Die Tricks der Diebe:
Die Täter nutzen verschiedene „Maschen“, um an das Geld ihrer Opfer zu gelangen. Meist lenken sie die Betroffenen ab oder rempeln sie wie zufällig an. Sie bitten um Wechselgeld und fingern dann unbemerkt die Geldscheine aus dem Portemonnaie unter dem Vorwand, bei der Kleingeldsuche behilflich sein zu wollen. Insbesondere abends kommt es zu Diebstählen durch sogenannte „Antänzer“, die scheinbar gutgelaunt die Nähe ihrer Opfer suchen, indem sie um sie herum tänzeln und dabei Körperkontakt suchen. Skepsis ist auch geboten, wenn man nach dem Weg gefragt wird und das Gegenüber anfängt, eine Stadtkarte auszubreiten. Die Ablenkung und die durch die Karte verdeckte Sicht erleichtern den Dieben den Griff in die Umhänge- oder Jackentasche. Der Polizei liegen auch Anzeigen vor, wo arglose Supermarktkunden von einem Täter nach einem bestimmten Produkt gefragt wurden, während dessen der Komplize zeitgleich die Tasche aus dem Einkaufswagen entwendet. Altbekannt sind die sogenannten „Spendensammler“. Hierbei handelt es sich um oftmals junge Frauen, die vorgeben, für einen guten Zweck zu sammeln. Die mitgeführten Unterschriftenlisten dienen auch hier meist zur Verdeckung des Taschendiebstahls.

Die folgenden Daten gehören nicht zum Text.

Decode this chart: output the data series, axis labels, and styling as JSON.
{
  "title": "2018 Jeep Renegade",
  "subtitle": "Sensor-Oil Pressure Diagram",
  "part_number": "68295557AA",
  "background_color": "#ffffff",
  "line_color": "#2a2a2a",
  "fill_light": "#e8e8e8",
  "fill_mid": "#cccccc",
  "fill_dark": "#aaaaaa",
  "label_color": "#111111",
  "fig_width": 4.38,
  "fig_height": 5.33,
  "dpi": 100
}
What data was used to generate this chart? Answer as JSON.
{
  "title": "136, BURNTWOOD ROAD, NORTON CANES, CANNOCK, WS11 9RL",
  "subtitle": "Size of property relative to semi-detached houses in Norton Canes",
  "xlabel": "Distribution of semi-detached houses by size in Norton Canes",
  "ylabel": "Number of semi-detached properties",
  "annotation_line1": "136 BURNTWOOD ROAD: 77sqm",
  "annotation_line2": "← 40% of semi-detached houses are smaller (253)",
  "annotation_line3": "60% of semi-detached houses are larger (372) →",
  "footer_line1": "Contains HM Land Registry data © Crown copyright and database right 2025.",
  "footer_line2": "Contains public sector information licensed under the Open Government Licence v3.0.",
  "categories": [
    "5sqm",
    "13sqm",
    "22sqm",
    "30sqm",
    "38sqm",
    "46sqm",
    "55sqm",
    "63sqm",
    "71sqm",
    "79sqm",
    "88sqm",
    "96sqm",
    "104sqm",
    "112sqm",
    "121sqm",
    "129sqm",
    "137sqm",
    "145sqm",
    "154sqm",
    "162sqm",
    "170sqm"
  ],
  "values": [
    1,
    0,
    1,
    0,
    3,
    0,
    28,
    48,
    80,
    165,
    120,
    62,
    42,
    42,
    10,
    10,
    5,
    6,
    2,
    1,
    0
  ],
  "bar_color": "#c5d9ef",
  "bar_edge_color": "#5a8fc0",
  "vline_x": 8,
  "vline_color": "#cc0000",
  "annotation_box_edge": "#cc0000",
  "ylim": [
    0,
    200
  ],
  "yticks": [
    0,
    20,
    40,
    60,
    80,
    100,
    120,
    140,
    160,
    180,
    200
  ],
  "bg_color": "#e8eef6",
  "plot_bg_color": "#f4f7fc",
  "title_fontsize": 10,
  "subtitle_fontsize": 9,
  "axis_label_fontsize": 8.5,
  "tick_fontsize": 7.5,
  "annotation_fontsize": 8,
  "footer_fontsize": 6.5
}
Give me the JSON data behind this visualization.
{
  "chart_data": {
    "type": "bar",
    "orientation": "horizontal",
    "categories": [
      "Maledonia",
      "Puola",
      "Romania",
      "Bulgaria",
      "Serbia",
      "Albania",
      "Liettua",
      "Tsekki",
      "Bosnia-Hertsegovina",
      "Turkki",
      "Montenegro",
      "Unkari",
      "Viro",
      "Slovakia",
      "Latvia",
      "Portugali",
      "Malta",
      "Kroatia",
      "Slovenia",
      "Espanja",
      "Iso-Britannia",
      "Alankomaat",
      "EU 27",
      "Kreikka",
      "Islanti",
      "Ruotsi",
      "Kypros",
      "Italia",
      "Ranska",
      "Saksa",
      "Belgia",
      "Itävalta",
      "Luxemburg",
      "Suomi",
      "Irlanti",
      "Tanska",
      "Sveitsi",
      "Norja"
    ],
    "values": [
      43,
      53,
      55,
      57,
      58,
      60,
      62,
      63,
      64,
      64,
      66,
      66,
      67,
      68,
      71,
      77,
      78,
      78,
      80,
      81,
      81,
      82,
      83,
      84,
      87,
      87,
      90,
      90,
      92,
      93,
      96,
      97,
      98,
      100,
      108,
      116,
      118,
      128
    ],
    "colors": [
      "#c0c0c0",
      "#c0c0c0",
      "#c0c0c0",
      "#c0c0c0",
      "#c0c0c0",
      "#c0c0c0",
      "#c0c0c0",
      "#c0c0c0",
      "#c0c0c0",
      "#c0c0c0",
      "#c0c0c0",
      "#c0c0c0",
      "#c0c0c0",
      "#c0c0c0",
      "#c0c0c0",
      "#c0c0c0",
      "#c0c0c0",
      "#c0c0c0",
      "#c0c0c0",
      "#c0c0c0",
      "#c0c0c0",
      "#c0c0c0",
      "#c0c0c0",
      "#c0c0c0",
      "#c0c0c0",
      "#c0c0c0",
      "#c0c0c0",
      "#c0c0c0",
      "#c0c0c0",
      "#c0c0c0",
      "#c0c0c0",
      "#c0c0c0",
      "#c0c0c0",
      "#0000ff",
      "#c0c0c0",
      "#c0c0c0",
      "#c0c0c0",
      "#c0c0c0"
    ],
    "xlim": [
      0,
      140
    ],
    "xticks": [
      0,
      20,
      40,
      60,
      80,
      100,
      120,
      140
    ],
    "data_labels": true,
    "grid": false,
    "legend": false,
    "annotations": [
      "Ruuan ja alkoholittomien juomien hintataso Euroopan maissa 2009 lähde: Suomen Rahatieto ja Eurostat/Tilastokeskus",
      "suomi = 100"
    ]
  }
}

Wie man sich schützen kann:

  • Das Wissen um die Tricks der Taschendiebe ist viel wert. Doch darüber hinaus gilt es einige weitere Tipps zu beherzigen.
  • Bewahren Sie auf keinen Fall den PIN für Ihre Bankkarte in Ihrer Tasche oder Ihrem Mobiltelefon auf.
  • Sperren Sie gestohlene Bankkarten unverzüglich über die bundesweite Notfallnummer 116 116.
  • Nehmen Sie nur so viel Bargeld mit, wie Sie tatsächlich benötigen.
  • Tragen Sie Geld und Zahlungskarten sowie Papiere immer in verschiedenen verschlossenen Innentaschen der Kleidung möglichst dicht am Körper.
  • Tragen Sie Ihre Hand- oder Umhängetasche immer mit der Verschlussseite zum Körper.
  • Halten Sie Ihre mitgeführte Tasche stets geschlossen.
  • Lassen Sie Ihre Handtasche oder Jacke niemals unbeaufsichtigt.
  • Achten Sie bei einem Menschengedränge verstärkt auf Ihre Wertsachen.

Melden Sie jeden Diebstahl oder verdächtige Beobachtungen sofort der Polizei! Haben Sie keine Hemmungen, die 110 (Notruf) zu wählen.